Const. Alan McCullough and Const. Michael Jones, both with 51 Division, are charged with two counts of misconduct for neglect of duty under Ontario's Police Services Act, according to a notice of hearing.
Richey, 22, was reported missing last November in the area of Yonge and Wellesley streets.
She was found dead by her mother, Christine Hermeston, 40 metres from the place where the two officers had been called three days earlier, the notice says.
Kalen Schlatter, 21, has been charged with first-degree murder in Richey's death.
Officers 'failed' to inform supervisor of all details
"We're thankful and appreciative of the diligent work the homicide detectives have done to help bring justice to my daughter, Tess," Hermeston wrote in a statement on Tuesday.
"I have to praise the chief for keeping his word and upholding police standards. Please respect our privacy as we continue to mourn for our loss," she wrote.
Richey was last seen about 3 a.m. ET on Nov. 25, 2017, after a night out with a high school friend at Crews and Tangos, a nightclub on Church Street. She was reported missing by a family member later that day.
Both officers had received a radio call at 3:45 p.m. the next day, to check an address in relation to the Richey missing persons case.
When the officers went to the scene, they found out that the spot was the "last known location" where Richey had been seen.

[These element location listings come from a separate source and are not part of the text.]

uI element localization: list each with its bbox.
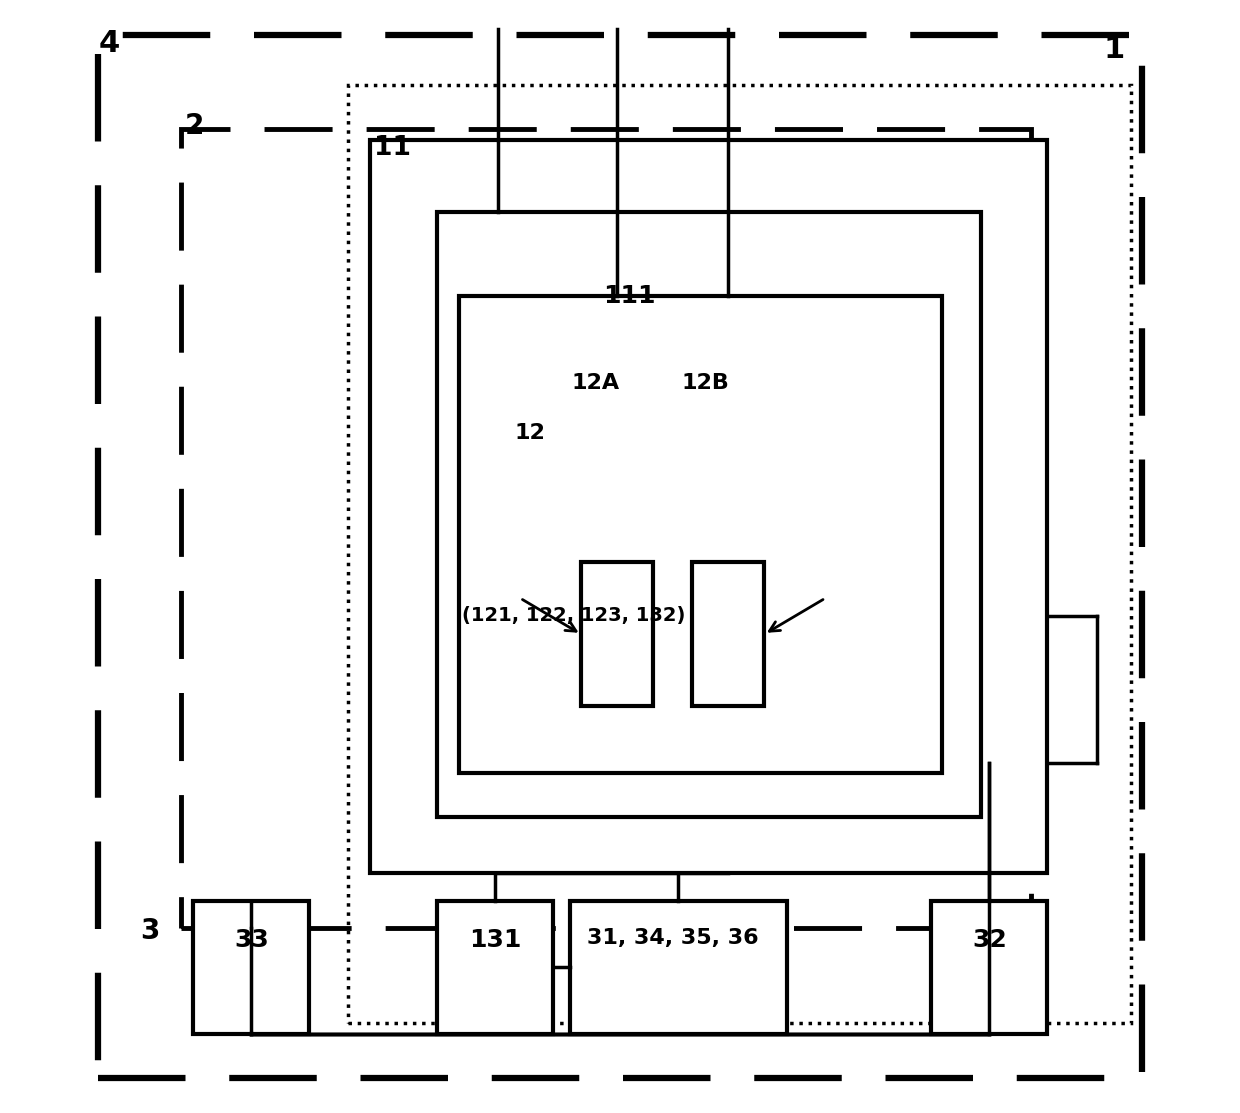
Bar [692,562,764,707]
Text: 12: 12 [515,423,546,443]
Text: 31, 34, 35, 36: 31, 34, 35, 36 [588,928,759,948]
Bar [192,900,309,1034]
Text: 11: 11 [373,135,410,160]
Bar [582,562,653,707]
Text: 32: 32 [972,928,1007,953]
Text: 33: 33 [234,928,269,953]
Bar [348,85,1131,1023]
Text: 1: 1 [1104,35,1125,63]
Text: 111: 111 [604,285,656,308]
Bar [181,129,1030,928]
Text: 12A: 12A [572,373,619,393]
Text: 3: 3 [140,917,160,945]
Text: 12B: 12B [681,373,729,393]
Text: 4: 4 [98,29,119,58]
Text: 2: 2 [185,112,205,140]
Bar [570,900,786,1034]
Bar [436,213,981,817]
Bar [459,296,942,774]
Text: 131: 131 [470,928,522,953]
Bar [436,900,553,1034]
Bar [931,900,1048,1034]
Bar [371,140,1048,873]
Text: (121, 122, 123, 132): (121, 122, 123, 132) [463,607,686,626]
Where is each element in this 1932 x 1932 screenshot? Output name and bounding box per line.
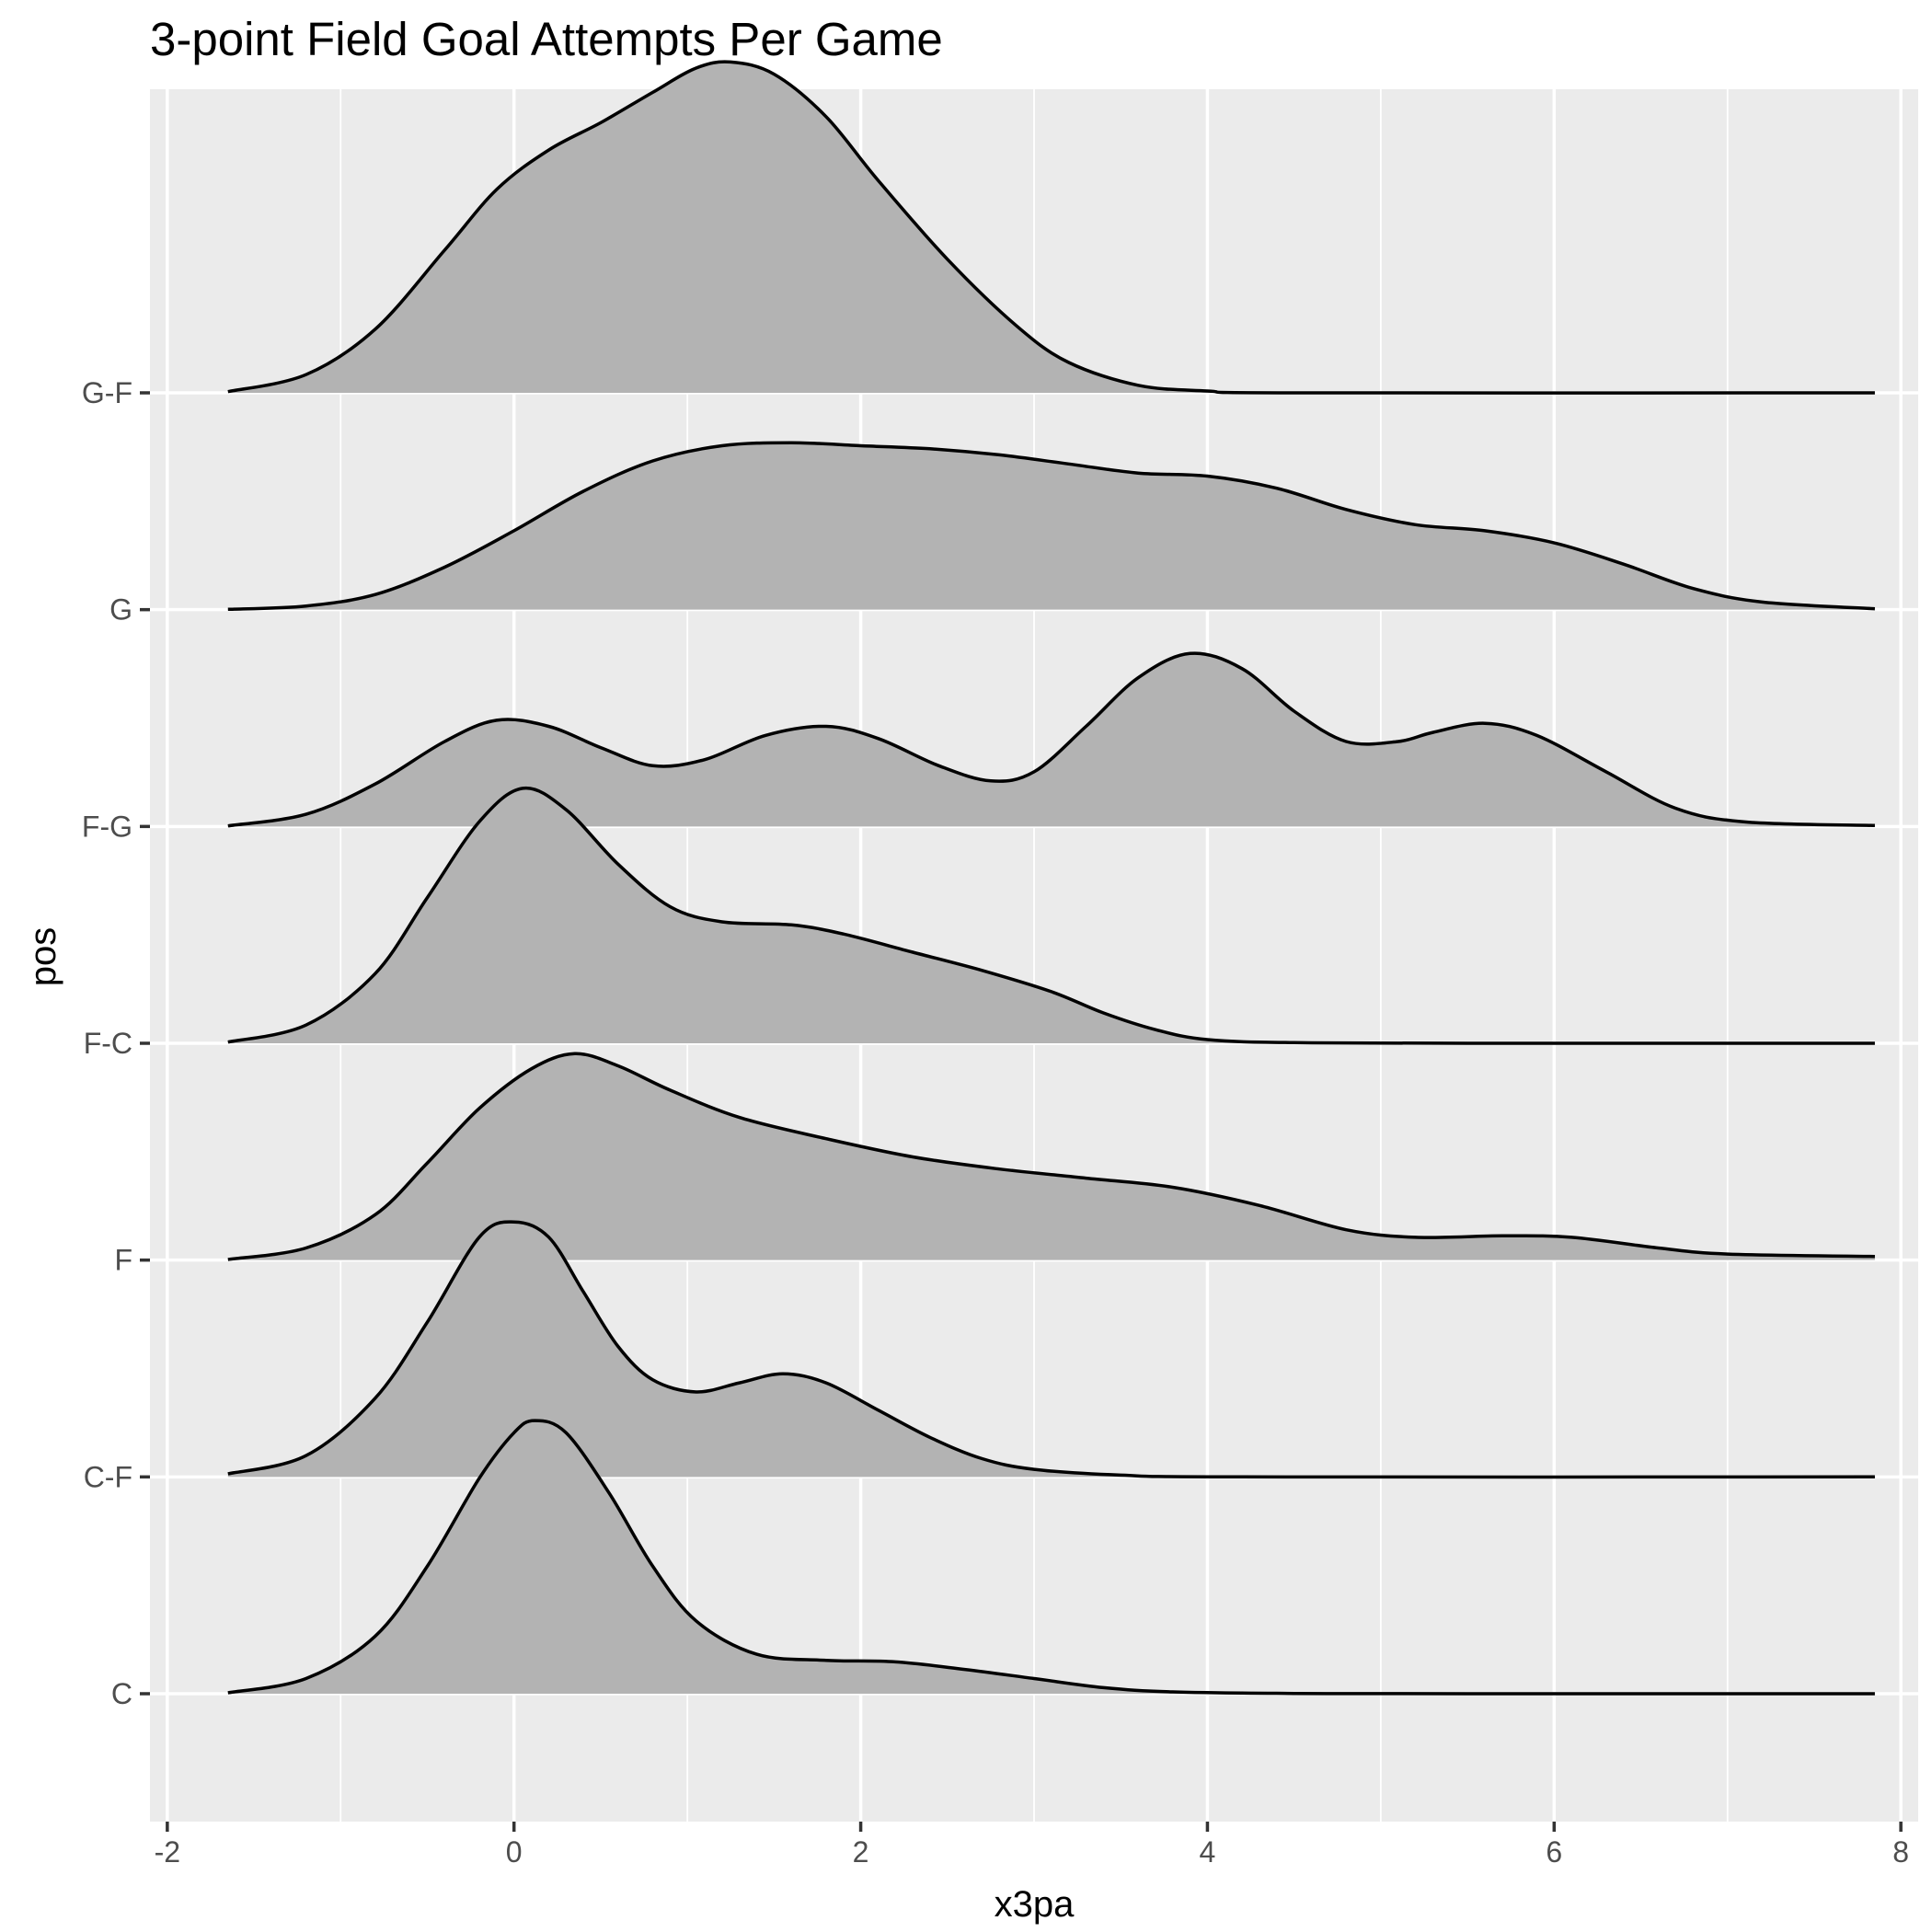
x-tick-label: 0 bbox=[506, 1835, 523, 1869]
y-axis: C C-F F F-C F-G G G-F bbox=[82, 376, 150, 1710]
x-tick-label: 8 bbox=[1892, 1835, 1909, 1869]
y-tick-label: G-F bbox=[82, 376, 132, 409]
y-tick-label: F-C bbox=[84, 1027, 132, 1060]
chart-title: 3-point Field Goal Attempts Per Game bbox=[150, 13, 943, 65]
y-tick-label: C-F bbox=[84, 1460, 132, 1493]
y-axis-title: pos bbox=[23, 927, 63, 987]
y-tick-label: G bbox=[109, 593, 132, 627]
x-tick-label: 6 bbox=[1546, 1835, 1562, 1869]
x-tick-label: 4 bbox=[1200, 1835, 1216, 1869]
x-axis: -2 0 2 4 6 8 bbox=[155, 1822, 1909, 1869]
y-tick-label: F-G bbox=[82, 810, 132, 843]
x-tick-label: 2 bbox=[853, 1835, 869, 1869]
x-tick-label: -2 bbox=[155, 1835, 180, 1869]
x-axis-title: x3pa bbox=[995, 1884, 1075, 1925]
y-tick-label: C bbox=[111, 1677, 132, 1710]
y-tick-label: F bbox=[114, 1244, 132, 1277]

"You did not search the adjoining property or immediate area thoroughly," the notice reads.
"You did not conduct a canvass of neighbours. You failed to notify a supervisory officer of all of the particulars."
Reacting to the news Tuesday, Toronto Police Association president Mike McCormack told CBC News he was surprised that the two officers were before the tribunal, saying each has been with the force for more than 15 years and each is "very professional" and "responsible."
"We don't think it's warranted that these officers are before the tribunal. They did their jobs by the policies and procedures and we think that's what needs to be changed." McCormack said he supports a review of how the force handles missing persons cases, but that the officers shouldn't be penalized for following existing protocol.
Body found at bottom of stairwell
Hermeston and a family friend found Richey's body lying at the bottom of an outdoor stairwell, outside a building undergoing renovation, at 582 Church St. on Nov. 29, 2017.
The spot, near Dundonald Street, is northeast from where the police were called.
Hermeston drove about four hours to get to Toronto from North Bay, Ont., to search for her daughter.
Richey's cause of death was determined to be neck compression, or strangulation, and the death was ruled a homicide.
Man charged with 1st-degree murder
Schlatter was initially charged with second-degree murder, but the charge was upgraded after police said "new evidence" presented itself.
Police believe Schlatter and Richey did not know each other before the night of her death.
On Dec. 19, 2017, police released video images of a man who was allegedly seen with Richey during her final hours.
On Feb. 4, Schlatter was arrested near his home in the west end and charged in the death.
Police were criticized for their failure to find Richey in the days after her disappearance.
Her death, along with several other disappearances connected to the Gay Village, led community members to say police were not protecting them.